As some people mentioned, both IOC Feeds and Network Feeds are great options for blocking large lists of potentially malicious IPs. They are definitely better than creating many unnecessary host objects and managing them in large groups for your policy.
Regarding implied rules accepting the traffic before the feed blocking, I'd definitely look into https://support.checkpoint.com/results/sk/sk105740. From experience with a few customers, it's a common reason for seeing "Accepts" of traffic heading towards your gateways, and there are explanations in the SK for mitigating it.
If you are going to use IOC feeds, one option is to host them on some web/file server of your own, but you need to maintain, secure and keep it backed up. Another option is to leverage the IOC hosting capabilities of the Infinity Portal. This can be accessed via the Infinity XDR app, but doesn't require an XDR license. You can add your IPs there, or point it to multiple external feeds.
A third option (which I think is very cool), is to leverage Infinity Playblocks. Once you activate "Quantum Enforcement", your policies will have an ordered layer for blocking malicious sources or quarantining compromised machines. This works in parallel to your existing layers / policies, and similar to Network Feeds, it's an "Access Policy" feature that doesn't require any of the Threat Prevention blades.
The list of malicious sources can be populated automatically by Playblocks as it monitors your IPS activity (which does require the IPS blade) and will flag any IP that is performing high confidence IPS attacks on your gateways. An attack on a single gateway, will cause that IP to be blocked across all your gateways.

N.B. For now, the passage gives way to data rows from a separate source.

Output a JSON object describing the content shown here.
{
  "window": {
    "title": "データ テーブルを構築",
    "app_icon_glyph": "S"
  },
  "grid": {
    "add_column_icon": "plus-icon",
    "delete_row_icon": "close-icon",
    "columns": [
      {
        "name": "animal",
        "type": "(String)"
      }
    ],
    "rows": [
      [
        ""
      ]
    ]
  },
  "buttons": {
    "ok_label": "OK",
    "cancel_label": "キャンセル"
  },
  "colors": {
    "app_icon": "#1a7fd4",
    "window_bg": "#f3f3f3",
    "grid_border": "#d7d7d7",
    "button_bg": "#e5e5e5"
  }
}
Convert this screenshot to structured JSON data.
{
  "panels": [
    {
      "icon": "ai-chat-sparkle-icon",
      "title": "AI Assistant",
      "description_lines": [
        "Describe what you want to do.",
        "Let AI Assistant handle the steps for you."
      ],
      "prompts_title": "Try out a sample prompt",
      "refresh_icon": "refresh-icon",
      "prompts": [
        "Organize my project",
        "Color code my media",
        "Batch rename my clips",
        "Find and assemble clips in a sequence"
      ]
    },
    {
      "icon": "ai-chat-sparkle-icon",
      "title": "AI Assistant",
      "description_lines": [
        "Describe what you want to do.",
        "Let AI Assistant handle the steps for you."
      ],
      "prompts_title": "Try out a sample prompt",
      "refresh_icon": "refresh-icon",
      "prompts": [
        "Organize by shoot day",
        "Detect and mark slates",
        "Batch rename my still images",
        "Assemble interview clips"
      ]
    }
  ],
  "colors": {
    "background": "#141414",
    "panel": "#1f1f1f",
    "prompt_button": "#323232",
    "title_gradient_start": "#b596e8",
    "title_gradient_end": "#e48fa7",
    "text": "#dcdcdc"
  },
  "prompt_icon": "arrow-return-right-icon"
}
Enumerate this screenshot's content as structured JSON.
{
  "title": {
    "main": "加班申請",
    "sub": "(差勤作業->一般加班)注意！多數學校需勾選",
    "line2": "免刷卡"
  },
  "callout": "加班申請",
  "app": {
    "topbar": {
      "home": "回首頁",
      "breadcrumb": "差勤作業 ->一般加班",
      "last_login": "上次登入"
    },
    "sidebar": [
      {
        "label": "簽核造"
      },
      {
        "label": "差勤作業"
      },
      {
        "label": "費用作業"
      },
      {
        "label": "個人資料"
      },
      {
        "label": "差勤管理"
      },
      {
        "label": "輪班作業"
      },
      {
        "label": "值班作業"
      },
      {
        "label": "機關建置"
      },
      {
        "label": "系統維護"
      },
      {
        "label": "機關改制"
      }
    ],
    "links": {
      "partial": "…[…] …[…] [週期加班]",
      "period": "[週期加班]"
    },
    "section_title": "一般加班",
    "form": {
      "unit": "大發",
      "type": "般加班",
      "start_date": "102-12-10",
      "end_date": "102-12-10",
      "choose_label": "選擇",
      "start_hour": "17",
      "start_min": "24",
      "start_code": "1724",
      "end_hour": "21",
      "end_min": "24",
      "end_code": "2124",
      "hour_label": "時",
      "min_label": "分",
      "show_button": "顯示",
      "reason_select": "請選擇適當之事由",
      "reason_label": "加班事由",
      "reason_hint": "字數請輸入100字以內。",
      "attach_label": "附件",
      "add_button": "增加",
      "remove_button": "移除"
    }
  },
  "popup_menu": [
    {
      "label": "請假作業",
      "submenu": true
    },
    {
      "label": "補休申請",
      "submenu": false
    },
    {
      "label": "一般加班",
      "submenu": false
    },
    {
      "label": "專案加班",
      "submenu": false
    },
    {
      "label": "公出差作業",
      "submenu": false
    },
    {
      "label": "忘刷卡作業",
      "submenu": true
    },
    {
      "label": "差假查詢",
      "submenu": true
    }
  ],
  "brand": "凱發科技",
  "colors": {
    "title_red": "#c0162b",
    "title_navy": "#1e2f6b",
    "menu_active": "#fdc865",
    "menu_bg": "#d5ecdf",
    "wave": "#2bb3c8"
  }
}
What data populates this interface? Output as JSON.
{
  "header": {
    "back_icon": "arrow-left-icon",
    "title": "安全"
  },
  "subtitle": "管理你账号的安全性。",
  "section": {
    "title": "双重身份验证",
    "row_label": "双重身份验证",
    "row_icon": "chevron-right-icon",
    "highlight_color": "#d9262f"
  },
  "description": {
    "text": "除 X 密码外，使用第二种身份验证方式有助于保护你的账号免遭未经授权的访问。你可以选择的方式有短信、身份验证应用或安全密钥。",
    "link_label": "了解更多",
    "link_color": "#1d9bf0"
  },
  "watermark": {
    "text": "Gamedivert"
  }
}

Another way to populate the list (which not many are familiar with) is via Playblocks APIs. You can either manually script something that will add IPs to the list, or you can attach it to your SIEM / SOAR to do it automatically in real time. You can also add IPs via the Playblocks UI in the Infinity Portal application.
Using Playblocks relieves you of the burden of hosting the Network Feed, but it also brings useful features like expiration (TTL) for the added IPs, audit logs and more.